In other words, there may be enough political strength building against austerity. I pointed to this after the Greek election in June last year. And already in May last year I explained that the real winners in the welfare-state crisis are the fascists. I am glad to see that Mr. Friedman’s analysis is catching up with mine:
Fascism had its roots in Europe in massive economic failures in which the financial elites failed to recognize the political consequences of unemployment. They laughed at parties led by men who had been vagabonds selling post cards on the street and promising economic miracles if only those responsible for the misery of the country were purged. Men and women, plunged from the comfortable life of the petite bourgeoisie, did not laugh, but responded eagerly to that hope. The result was governments who enclosed their economies from the world and managed their performance through directive and manipulation. … when we look at the unemployment rates today, the differentials between regions, the fact that there is no promise of improvement and that the middle class is being hurled into the ranks of the dispossessed, we can see the patterns forming. … Whether it is the Golden Dawn party in Greece or the Catalan independence movements, the growth of parties wanting to redefine the system that has tilted so far against the middle class is inevitable.

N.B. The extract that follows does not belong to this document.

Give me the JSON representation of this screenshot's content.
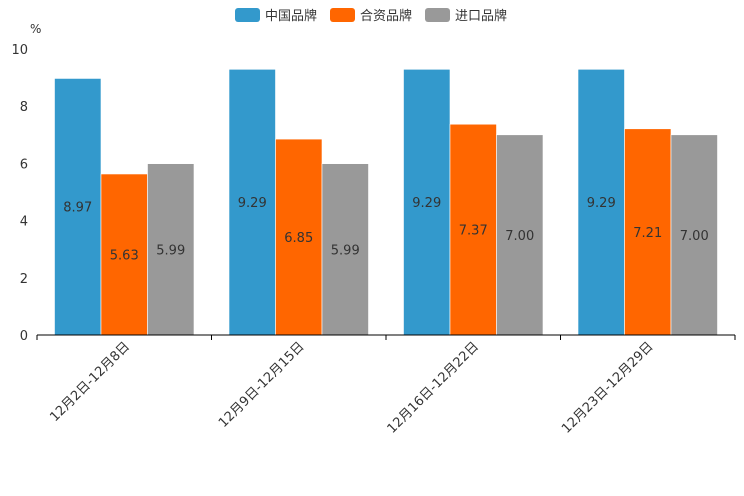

Indeed. The problem now is where Europe is heading next. If Mr. Friedman is right in that the support for austerity is coming to an end in Europe, then there are only two ways forward: the freedom-pursuing way to a structural termination of the welfare state, or the authoritarian route led by parties like Golden Dawn. (There are others to factor in, such as the party duo governing Hungary; the Front National in France; the new nationalist coalition in Britain; and the nationalist parties in Scandinavia.)
I have warned of Europe’s authoritarian future for some time now. I wish I did not feel reinforced by Mr. Friedman’s analysis in that being my default forecast for Europe. Nevertheless, as time goes by, the crisis deepens and nothing is done to stop it, the authoritarian alternative gains momentum.
There is a dark cloud hanging over Europe. Let’s hope it won’t spread its darkness beyond the Old World.